The "islands" section of ISIE is proposing a special session on islands at the upcoming ISIE conference in Leiden, 2 – 5 July 2023. The session is titled “The Metabolism of Islands” (below is the session abstract). If you are conducting island research and would like to present at ISIE, please submit your abstract for consideration by the committe by 8 February 2023. Please mention the name of the special session in your abstract if you’d like to present in that forum. Here is the conference homepage: https://isie2023netherlands.nl/
Simron Singh (Chair, Island Industrial Ecology)
Bart van Hoof (Secretary, Island Industrial Ecology)
The Metabolism of Islands (proposed session abstract)
Islands are sites of compound events and multiple risks. They are highly vulnerable to the impacts of global warming such as sea-level rise, flooding, droughts, and hurricanes. Maladaptive practices such as infrastructure development along the coast, high imports, undiversified exports, poor waste management, and centralized energy systems are additional stressors. At the same time, islands are excellent systems for Industrial Ecology scholarship and offer a rare opportunity for sustainability research and transformation. With relatively well-defined boundaries, naturally and socially, they can be “real-world laboratories”, an approach that is gaining momentum in addressing societal challenges. Understanding the metabolism of islands is important for developing sustainable and resilient island communities, by analyzing the island’s dependence on imports, identifying opportunities for self-sufficiency, and implementing strategies to reduce waste and emissions. In addition, it also helps to understand the impact of external factors such as climate change and globalization on island ecosystems.

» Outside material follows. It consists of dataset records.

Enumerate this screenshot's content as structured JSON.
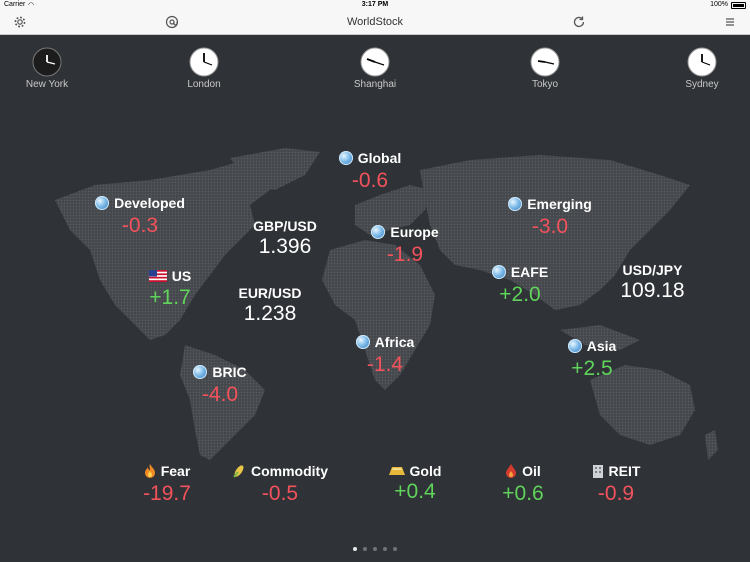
{
  "status": {
    "carrier": "Carrier",
    "time": "3:17 PM",
    "battery": "100%"
  },
  "nav": {
    "title": "WorldStock",
    "settings_icon": "gear-icon",
    "at_icon": "at-icon",
    "refresh_icon": "refresh-icon",
    "menu_icon": "menu-icon"
  },
  "clocks": [
    {
      "label": "New York",
      "time": "03:17",
      "style": "dark"
    },
    {
      "label": "London",
      "time": "20:17",
      "style": "light"
    },
    {
      "label": "Shanghai",
      "time": "03:17",
      "style": "light"
    },
    {
      "label": "Tokyo",
      "time": "04:17",
      "style": "light"
    },
    {
      "label": "Sydney",
      "time": "06:17",
      "style": "light"
    }
  ],
  "markets": {
    "global": {
      "name": "Global",
      "value": "-0.6"
    },
    "developed": {
      "name": "Developed",
      "value": "-0.3"
    },
    "emerging": {
      "name": "Emerging",
      "value": "-3.0"
    },
    "gbpusd": {
      "name": "GBP/USD",
      "value": "1.396"
    },
    "europe": {
      "name": "Europe",
      "value": "-1.9"
    },
    "us": {
      "name": "US",
      "value": "+1.7"
    },
    "eafe": {
      "name": "EAFE",
      "value": "+2.0"
    },
    "usdjpy": {
      "name": "USD/JPY",
      "value": "109.18"
    },
    "eurusd": {
      "name": "EUR/USD",
      "value": "1.238"
    },
    "africa": {
      "name": "Africa",
      "value": "-1.4"
    },
    "asia": {
      "name": "Asia",
      "value": "+2.5"
    },
    "bric": {
      "name": "BRIC",
      "value": "-4.0"
    }
  },
  "indicators": {
    "fear": {
      "name": "Fear",
      "value": "-19.7"
    },
    "commodity": {
      "name": "Commodity",
      "value": "-0.5"
    },
    "gold": {
      "name": "Gold",
      "value": "+0.4"
    },
    "oil": {
      "name": "Oil",
      "value": "+0.6"
    },
    "reit": {
      "name": "REIT",
      "value": "-0.9"
    }
  },
  "pager": {
    "pages": 5,
    "active": 1
  },
  "colors": {
    "negative": "#f2525c",
    "positive": "#5fd35a",
    "background": "#2f3236",
    "map": "#4a4d51"
  }
}
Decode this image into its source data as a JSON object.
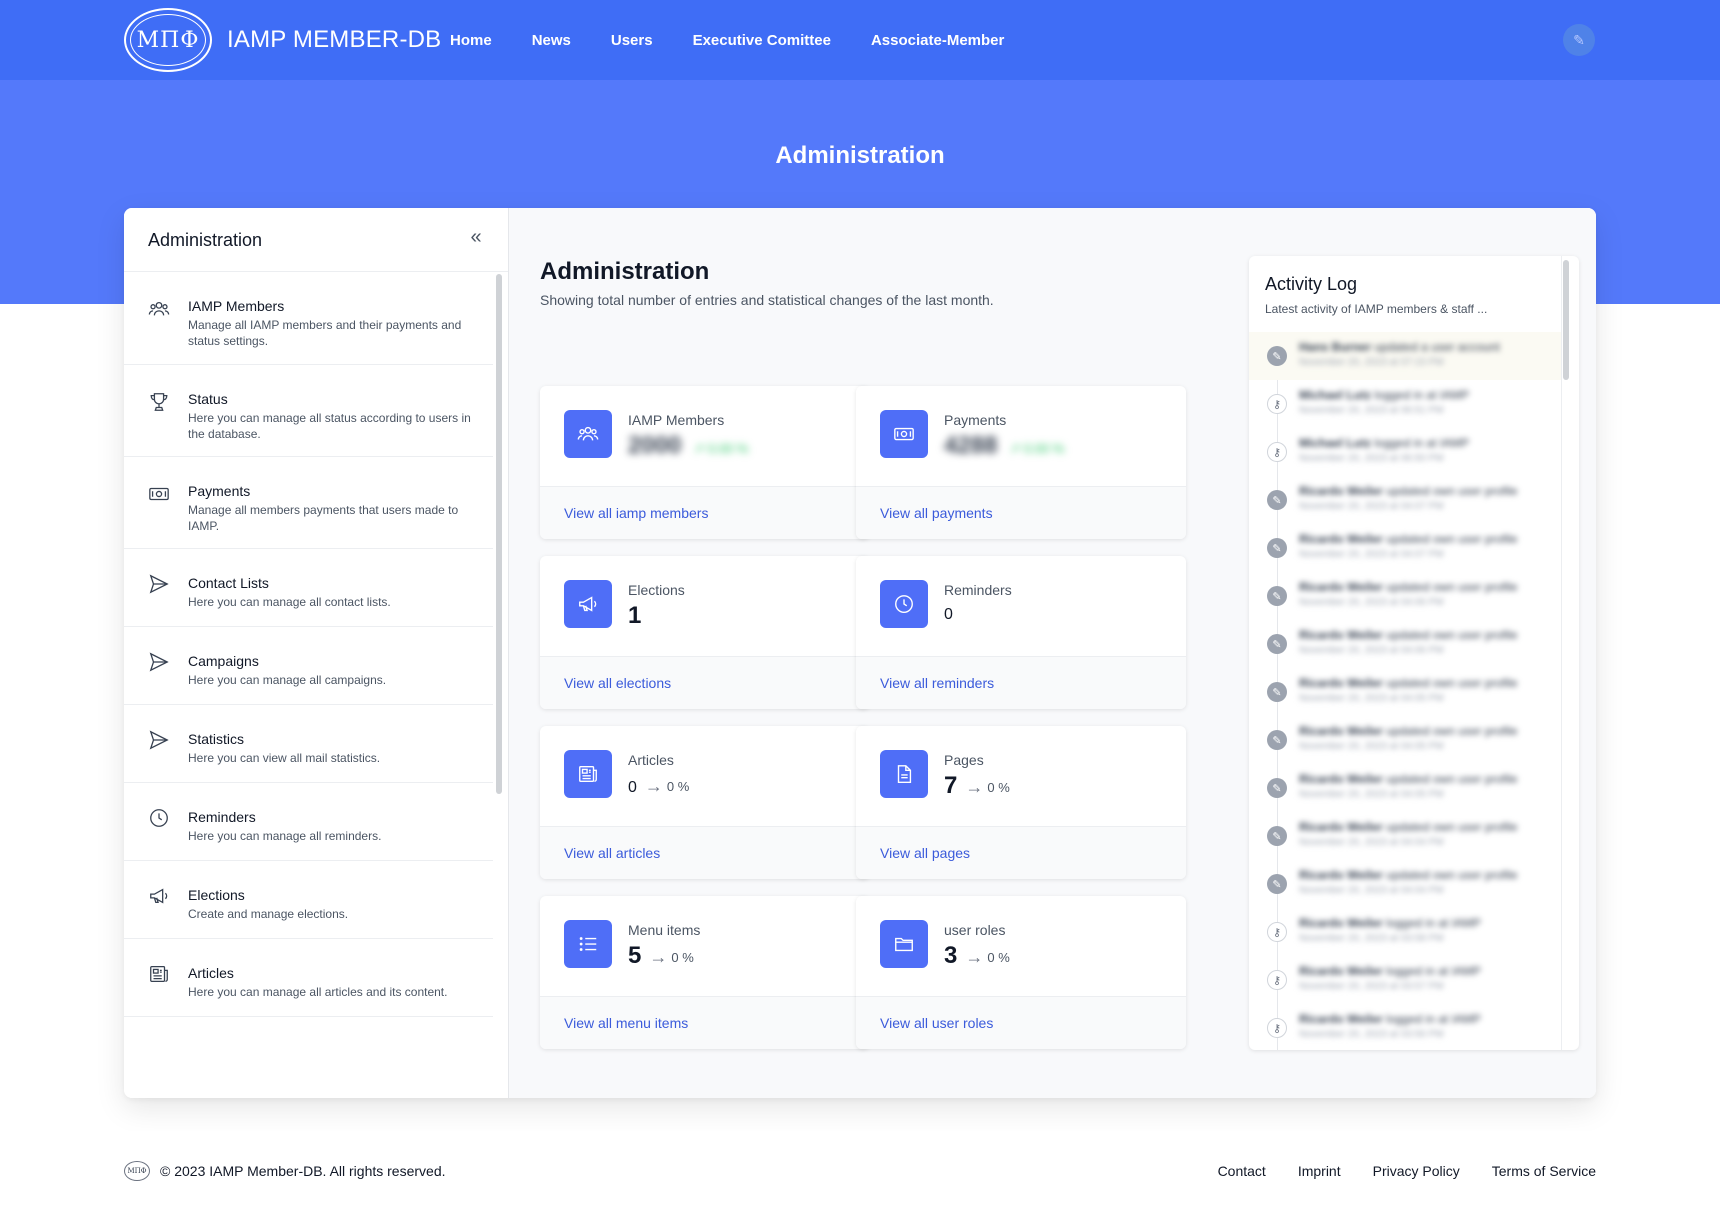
{
  "header": {
    "logo_text": "ΜΠΦ",
    "brand": "IAMP MEMBER-DB",
    "nav": [
      "Home",
      "News",
      "Users",
      "Executive Comittee",
      "Associate-Member"
    ]
  },
  "hero": {
    "title": "Administration"
  },
  "sidebar": {
    "title": "Administration",
    "collapse_icon": "«",
    "items": [
      {
        "title": "IAMP Members",
        "desc": "Manage all IAMP members and their payments and status settings.",
        "icon": "users-icon"
      },
      {
        "title": "Status",
        "desc": "Here you can manage all status according to users in the database.",
        "icon": "trophy-icon"
      },
      {
        "title": "Payments",
        "desc": "Manage all members payments that users made to IAMP.",
        "icon": "banknote-icon"
      },
      {
        "title": "Contact Lists",
        "desc": "Here you can manage all contact lists.",
        "icon": "send-icon"
      },
      {
        "title": "Campaigns",
        "desc": "Here you can manage all campaigns.",
        "icon": "send-icon"
      },
      {
        "title": "Statistics",
        "desc": "Here you can view all mail statistics.",
        "icon": "send-icon"
      },
      {
        "title": "Reminders",
        "desc": "Here you can manage all reminders.",
        "icon": "clock-icon"
      },
      {
        "title": "Elections",
        "desc": "Create and manage elections.",
        "icon": "megaphone-icon"
      },
      {
        "title": "Articles",
        "desc": "Here you can manage all articles and its content.",
        "icon": "newspaper-icon"
      }
    ]
  },
  "main": {
    "title": "Administration",
    "subtitle": "Showing total number of entries and statistical changes of the last month.",
    "cards": [
      {
        "label": "IAMP Members",
        "value": "2000",
        "change": "",
        "link": "View all iamp members",
        "icon": "users-icon",
        "blurred": true,
        "blur_note": "↗ 0.00 %"
      },
      {
        "label": "Payments",
        "value": "4288",
        "change": "",
        "link": "View all payments",
        "icon": "banknote-icon",
        "blurred": true,
        "blur_note": "↗ 0.00 %"
      },
      {
        "label": "Elections",
        "value": "1",
        "change": "",
        "link": "View all elections",
        "icon": "megaphone-icon"
      },
      {
        "label": "Reminders",
        "value": "0",
        "change": "",
        "link": "View all reminders",
        "icon": "clock-icon",
        "small": true
      },
      {
        "label": "Articles",
        "value": "0",
        "change": "0 %",
        "link": "View all articles",
        "icon": "newspaper-icon",
        "small": true
      },
      {
        "label": "Pages",
        "value": "7",
        "change": "0 %",
        "link": "View all pages",
        "icon": "document-icon"
      },
      {
        "label": "Menu items",
        "value": "5",
        "change": "0 %",
        "link": "View all menu items",
        "icon": "list-icon"
      },
      {
        "label": "user roles",
        "value": "3",
        "change": "0 %",
        "link": "View all user roles",
        "icon": "folder-icon"
      }
    ]
  },
  "activity": {
    "title": "Activity Log",
    "subtitle": "Latest activity of IAMP members & staff ...",
    "entries": [
      {
        "type": "edit",
        "name": "Hans Burner",
        "action": "updated a user account",
        "time": "November 20, 2023 at 07:15 PM"
      },
      {
        "type": "key",
        "name": "Michael Lutz",
        "action": "logged in at IAMP",
        "time": "November 20, 2023 at 06:51 PM"
      },
      {
        "type": "key",
        "name": "Michael Lutz",
        "action": "logged in at IAMP",
        "time": "November 20, 2023 at 06:50 PM"
      },
      {
        "type": "edit",
        "name": "Ricardo Weiler",
        "action": "updated own user profile",
        "time": "November 20, 2023 at 04:07 PM"
      },
      {
        "type": "edit",
        "name": "Ricardo Weiler",
        "action": "updated own user profile",
        "time": "November 20, 2023 at 04:07 PM"
      },
      {
        "type": "edit",
        "name": "Ricardo Weiler",
        "action": "updated own user profile",
        "time": "November 20, 2023 at 04:06 PM"
      },
      {
        "type": "edit",
        "name": "Ricardo Weiler",
        "action": "updated own user profile",
        "time": "November 20, 2023 at 04:06 PM"
      },
      {
        "type": "edit",
        "name": "Ricardo Weiler",
        "action": "updated own user profile",
        "time": "November 20, 2023 at 04:05 PM"
      },
      {
        "type": "edit",
        "name": "Ricardo Weiler",
        "action": "updated own user profile",
        "time": "November 20, 2023 at 04:05 PM"
      },
      {
        "type": "edit",
        "name": "Ricardo Weiler",
        "action": "updated own user profile",
        "time": "November 20, 2023 at 04:05 PM"
      },
      {
        "type": "edit",
        "name": "Ricardo Weiler",
        "action": "updated own user profile",
        "time": "November 20, 2023 at 04:04 PM"
      },
      {
        "type": "edit",
        "name": "Ricardo Weiler",
        "action": "updated own user profile",
        "time": "November 20, 2023 at 04:04 PM"
      },
      {
        "type": "key",
        "name": "Ricardo Weiler",
        "action": "logged in at IAMP",
        "time": "November 20, 2023 at 03:58 PM"
      },
      {
        "type": "key",
        "name": "Ricardo Weiler",
        "action": "logged in at IAMP",
        "time": "November 20, 2023 at 03:57 PM"
      },
      {
        "type": "key",
        "name": "Ricardo Weiler",
        "action": "logged in at IAMP",
        "time": "November 20, 2023 at 03:56 PM"
      }
    ]
  },
  "footer": {
    "logo_text": "ΜΠΦ",
    "copyright": "© 2023 IAMP Member-DB. All rights reserved.",
    "links": [
      "Contact",
      "Imprint",
      "Privacy Policy",
      "Terms of Service"
    ]
  },
  "colors": {
    "primary": "#3f6df6",
    "hero": "#5479fa",
    "accent_icon": "#4f6ef7",
    "link": "#3b5bdb"
  }
}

The special session invites papers that focus on basic and policy-relevant research on the metabolism of islands to foster a transformation to sustainability. We invite contributions that analyses island resource self-sufficiency, food, and energy security, sustainable water and nutrient management, disaster risk reduction, waste management, resilient infrastructure, and environmental justice. To this end, concepts applied could be (but not limited to) circular economy, socio-metabolic research, socio-metabolic risk and vulnerability, industrial symbiosis, decoupling, life-cycle approaches, citizen science, material recoverability, green infrastructure, and nature-based solutions.